Tomorrow is my Dad name day. You know what name day is? I know there are only a few countries now which celebrate it so if you don’t know, it’s basically the day when your patron saint has his/her feast. It’s a purely Christian tradition but now it’s celebrated just like your second birthday or something. Just another opportunity to eat as much as possible and have your family gathered together. There are all name days listed in Polish calendars, although they differ slightly and you probably won’t find exactly the same names under the same dates in two different calendars, but there are some conventional dates. Tomorrow is the name day of Elwira, Jacek, Jacenty and Scholastyka and therefore my Dad who is Jacek (or Hyacinth in English) is having his name day. It’s a bit weird to me though because saint Hyacinth who has his feast day tomorrow is almost unknown while we have another saint Hyacinth who was Polish and whose feast day is celebrated in August and he is much more known, so if I was my Dad, I would pick my name day to be in August on that other saint Hyacinth’s day, but I think it doesn’t matter that much for most people.
So tomorrow we will have even bigger family gathering than it was on my birthday and there will also be my Dad’s friends and I hope I won’t have to endure another emotional crisis. My poor Mum is in the kitchen almost all day long. She isn’t preparing that much food, but my Dad will have a big toffi cake. Ridiculous, because he can’t stand anything sweet. 😀 But we love toffi cake. Me, Zofijka, Olek and my Mum kind of likes it as well.
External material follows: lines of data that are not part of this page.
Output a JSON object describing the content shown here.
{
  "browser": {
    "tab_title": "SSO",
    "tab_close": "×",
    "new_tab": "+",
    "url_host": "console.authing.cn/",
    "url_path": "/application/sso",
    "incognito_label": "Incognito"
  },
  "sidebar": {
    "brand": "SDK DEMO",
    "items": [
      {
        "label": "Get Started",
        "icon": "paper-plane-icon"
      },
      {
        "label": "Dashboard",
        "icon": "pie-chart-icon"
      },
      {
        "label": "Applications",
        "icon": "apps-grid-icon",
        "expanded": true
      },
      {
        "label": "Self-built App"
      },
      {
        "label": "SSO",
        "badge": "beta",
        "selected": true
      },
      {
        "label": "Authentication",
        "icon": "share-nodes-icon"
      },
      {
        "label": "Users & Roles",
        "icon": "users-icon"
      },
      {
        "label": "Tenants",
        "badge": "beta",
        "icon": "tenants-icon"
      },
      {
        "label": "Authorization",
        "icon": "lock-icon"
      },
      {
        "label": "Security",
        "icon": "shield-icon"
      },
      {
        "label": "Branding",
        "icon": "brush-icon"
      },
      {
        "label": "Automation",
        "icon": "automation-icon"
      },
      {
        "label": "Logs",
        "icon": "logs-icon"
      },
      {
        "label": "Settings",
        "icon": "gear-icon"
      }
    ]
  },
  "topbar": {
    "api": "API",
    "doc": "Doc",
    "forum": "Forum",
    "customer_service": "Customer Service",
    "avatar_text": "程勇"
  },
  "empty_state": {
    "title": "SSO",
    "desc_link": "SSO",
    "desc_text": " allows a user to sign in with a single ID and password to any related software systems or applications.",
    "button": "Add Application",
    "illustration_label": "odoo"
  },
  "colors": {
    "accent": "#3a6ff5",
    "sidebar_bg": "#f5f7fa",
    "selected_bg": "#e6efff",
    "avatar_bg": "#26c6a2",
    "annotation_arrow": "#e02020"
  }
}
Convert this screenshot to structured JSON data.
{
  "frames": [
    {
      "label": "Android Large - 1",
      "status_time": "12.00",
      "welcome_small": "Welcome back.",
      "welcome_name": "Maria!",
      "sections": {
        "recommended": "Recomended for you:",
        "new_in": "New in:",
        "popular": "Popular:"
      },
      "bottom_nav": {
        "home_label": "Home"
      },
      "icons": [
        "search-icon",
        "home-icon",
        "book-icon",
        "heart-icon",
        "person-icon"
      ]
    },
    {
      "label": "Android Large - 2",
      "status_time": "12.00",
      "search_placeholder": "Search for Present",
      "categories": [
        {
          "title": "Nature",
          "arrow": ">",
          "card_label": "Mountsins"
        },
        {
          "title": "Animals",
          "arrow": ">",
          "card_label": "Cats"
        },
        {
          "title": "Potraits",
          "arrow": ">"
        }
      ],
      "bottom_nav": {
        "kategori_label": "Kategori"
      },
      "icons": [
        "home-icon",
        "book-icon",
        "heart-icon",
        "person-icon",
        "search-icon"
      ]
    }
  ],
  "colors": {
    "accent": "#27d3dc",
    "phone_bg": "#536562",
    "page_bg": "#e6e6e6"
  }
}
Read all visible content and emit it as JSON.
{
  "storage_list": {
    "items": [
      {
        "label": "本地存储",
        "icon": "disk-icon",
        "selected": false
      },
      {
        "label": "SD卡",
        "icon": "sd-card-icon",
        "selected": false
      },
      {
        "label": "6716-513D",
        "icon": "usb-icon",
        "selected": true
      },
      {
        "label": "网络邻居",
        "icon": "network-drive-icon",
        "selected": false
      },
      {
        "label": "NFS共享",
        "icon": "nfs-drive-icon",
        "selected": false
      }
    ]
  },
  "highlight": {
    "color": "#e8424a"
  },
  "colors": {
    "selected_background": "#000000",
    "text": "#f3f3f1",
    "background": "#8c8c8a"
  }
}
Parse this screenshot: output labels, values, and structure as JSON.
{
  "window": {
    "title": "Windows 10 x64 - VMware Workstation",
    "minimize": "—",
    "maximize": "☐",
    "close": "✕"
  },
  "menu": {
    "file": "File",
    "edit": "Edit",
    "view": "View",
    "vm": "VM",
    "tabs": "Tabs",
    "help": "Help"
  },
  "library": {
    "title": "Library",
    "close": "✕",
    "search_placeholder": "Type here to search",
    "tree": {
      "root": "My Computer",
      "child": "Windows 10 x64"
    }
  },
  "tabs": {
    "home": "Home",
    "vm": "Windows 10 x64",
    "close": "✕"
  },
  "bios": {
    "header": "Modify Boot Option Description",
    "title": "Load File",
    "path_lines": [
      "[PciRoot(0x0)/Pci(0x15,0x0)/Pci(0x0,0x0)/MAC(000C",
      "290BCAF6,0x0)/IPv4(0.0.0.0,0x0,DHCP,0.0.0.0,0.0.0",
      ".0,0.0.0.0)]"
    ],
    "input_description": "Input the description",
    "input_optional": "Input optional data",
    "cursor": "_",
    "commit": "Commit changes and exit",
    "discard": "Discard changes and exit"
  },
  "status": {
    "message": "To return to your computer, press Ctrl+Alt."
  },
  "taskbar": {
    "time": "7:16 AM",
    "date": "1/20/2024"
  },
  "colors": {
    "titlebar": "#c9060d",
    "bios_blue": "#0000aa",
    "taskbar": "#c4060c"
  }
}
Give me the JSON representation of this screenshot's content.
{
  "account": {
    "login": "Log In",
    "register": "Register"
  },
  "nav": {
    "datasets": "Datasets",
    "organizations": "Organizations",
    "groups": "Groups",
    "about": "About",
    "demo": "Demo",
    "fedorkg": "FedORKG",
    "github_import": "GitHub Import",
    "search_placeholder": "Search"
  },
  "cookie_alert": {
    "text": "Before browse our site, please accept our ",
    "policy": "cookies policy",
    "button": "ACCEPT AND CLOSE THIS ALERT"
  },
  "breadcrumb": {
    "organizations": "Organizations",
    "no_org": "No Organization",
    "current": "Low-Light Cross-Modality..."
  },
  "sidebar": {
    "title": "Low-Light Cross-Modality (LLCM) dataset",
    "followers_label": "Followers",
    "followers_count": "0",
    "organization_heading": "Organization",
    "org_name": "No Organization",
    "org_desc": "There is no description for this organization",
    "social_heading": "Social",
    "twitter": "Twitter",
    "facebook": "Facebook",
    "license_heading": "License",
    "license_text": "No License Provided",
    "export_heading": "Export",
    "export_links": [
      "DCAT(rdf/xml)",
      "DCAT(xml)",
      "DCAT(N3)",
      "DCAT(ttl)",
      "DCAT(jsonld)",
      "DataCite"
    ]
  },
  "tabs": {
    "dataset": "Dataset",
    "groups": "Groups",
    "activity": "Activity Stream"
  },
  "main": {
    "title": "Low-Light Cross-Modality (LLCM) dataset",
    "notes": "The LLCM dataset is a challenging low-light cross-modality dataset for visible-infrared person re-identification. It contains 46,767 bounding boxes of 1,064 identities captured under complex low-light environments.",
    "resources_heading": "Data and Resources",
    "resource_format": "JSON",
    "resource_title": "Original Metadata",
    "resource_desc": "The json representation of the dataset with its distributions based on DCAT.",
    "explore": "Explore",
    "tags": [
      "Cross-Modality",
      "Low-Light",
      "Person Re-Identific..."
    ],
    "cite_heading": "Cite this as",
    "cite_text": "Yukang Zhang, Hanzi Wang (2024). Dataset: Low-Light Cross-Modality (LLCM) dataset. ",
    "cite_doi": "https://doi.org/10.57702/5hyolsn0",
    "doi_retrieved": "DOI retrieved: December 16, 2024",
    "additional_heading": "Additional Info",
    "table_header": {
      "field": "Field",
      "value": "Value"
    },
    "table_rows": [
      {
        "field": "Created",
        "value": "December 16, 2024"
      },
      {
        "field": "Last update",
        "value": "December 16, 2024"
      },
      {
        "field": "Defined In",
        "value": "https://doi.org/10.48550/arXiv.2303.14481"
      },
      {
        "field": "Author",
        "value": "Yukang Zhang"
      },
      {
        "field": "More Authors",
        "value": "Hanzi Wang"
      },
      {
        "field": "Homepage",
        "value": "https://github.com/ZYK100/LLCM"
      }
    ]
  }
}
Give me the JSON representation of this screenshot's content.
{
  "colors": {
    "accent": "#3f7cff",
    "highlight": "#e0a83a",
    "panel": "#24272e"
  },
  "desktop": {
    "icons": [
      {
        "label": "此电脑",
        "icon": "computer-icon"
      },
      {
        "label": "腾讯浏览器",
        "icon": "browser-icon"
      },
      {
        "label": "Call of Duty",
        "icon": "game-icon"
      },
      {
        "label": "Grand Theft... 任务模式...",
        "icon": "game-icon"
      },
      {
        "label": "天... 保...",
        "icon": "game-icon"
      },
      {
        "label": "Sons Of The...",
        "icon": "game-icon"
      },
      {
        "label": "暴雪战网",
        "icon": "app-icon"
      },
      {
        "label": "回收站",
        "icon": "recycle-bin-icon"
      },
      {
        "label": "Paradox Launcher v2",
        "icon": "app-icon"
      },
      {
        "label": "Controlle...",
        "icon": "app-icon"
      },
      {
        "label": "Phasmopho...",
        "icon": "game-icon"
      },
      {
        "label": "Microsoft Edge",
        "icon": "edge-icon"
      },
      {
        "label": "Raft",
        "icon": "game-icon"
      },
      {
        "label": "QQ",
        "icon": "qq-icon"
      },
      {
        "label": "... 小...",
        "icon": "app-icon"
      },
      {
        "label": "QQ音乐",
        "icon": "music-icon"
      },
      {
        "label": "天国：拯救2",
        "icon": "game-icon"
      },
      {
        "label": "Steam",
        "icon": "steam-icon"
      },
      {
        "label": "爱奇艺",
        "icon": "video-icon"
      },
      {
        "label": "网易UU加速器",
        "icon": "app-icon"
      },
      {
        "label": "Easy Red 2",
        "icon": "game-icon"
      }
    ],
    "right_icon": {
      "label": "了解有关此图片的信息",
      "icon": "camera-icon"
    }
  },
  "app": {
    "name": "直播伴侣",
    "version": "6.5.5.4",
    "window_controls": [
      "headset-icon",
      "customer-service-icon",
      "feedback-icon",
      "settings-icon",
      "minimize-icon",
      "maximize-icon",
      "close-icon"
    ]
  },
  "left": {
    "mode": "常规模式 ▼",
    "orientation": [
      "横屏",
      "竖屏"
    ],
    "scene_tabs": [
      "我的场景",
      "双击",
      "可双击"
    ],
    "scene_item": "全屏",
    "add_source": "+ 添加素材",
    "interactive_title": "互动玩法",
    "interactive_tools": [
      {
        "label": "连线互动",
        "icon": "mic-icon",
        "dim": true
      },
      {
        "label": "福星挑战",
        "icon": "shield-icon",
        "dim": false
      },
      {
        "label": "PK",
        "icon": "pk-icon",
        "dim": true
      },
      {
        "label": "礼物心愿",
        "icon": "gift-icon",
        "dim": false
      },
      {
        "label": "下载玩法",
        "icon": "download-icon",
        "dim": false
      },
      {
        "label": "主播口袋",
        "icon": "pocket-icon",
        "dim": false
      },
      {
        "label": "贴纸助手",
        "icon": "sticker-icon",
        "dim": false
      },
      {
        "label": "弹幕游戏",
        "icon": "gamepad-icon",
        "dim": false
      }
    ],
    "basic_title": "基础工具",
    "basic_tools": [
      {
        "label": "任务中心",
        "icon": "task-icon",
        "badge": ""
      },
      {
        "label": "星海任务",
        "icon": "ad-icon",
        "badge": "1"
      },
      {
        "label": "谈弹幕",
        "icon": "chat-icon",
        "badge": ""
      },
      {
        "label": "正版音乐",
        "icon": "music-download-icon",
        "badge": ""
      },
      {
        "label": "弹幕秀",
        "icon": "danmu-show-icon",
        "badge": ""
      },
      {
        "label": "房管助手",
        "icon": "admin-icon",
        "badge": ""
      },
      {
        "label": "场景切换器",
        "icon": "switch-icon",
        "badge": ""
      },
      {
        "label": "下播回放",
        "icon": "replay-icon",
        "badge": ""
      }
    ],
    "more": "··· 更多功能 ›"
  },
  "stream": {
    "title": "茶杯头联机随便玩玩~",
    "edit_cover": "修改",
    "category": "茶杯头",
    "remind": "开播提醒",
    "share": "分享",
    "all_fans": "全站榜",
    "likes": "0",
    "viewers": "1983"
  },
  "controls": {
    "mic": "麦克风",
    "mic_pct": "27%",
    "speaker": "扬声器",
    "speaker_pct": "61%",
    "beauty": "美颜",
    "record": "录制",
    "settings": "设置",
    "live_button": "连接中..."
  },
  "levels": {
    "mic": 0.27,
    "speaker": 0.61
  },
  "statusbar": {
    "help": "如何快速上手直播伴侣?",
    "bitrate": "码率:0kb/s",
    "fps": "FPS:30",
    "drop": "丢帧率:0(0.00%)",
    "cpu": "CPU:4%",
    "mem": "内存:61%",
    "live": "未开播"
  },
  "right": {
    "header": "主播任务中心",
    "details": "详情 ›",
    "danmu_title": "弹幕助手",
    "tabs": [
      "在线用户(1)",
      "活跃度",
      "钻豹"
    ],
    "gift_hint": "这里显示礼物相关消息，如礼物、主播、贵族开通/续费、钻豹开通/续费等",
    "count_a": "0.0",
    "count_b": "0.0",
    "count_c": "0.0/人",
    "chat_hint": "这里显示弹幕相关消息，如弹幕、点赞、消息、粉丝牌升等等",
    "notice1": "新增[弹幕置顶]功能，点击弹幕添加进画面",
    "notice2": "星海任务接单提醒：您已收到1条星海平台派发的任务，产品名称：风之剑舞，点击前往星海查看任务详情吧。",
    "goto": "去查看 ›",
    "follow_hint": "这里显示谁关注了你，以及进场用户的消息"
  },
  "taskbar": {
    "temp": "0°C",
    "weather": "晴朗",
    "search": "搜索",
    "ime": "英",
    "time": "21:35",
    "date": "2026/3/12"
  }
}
And I am sure all the guests will be happy with it too. Toffi is such a delicious thing to eat. Will share with you tomorrow lol.
Now I am listening to Welsh music all the time, as it is Welsh Language Music Day today, so I definitely need to celebrate it. I’ve also learnt some Welsh today. But now I think I will go and nap for a while, ’cause my leg is hurting, my abdomen is hurting, my head is hurting and I feel quite miserable physically.
How are you guys doing? Any nice plans for the weekend? Maybe you’re celebrating something as well? Anyway, whatever you’re doing, I wish you a great weekend.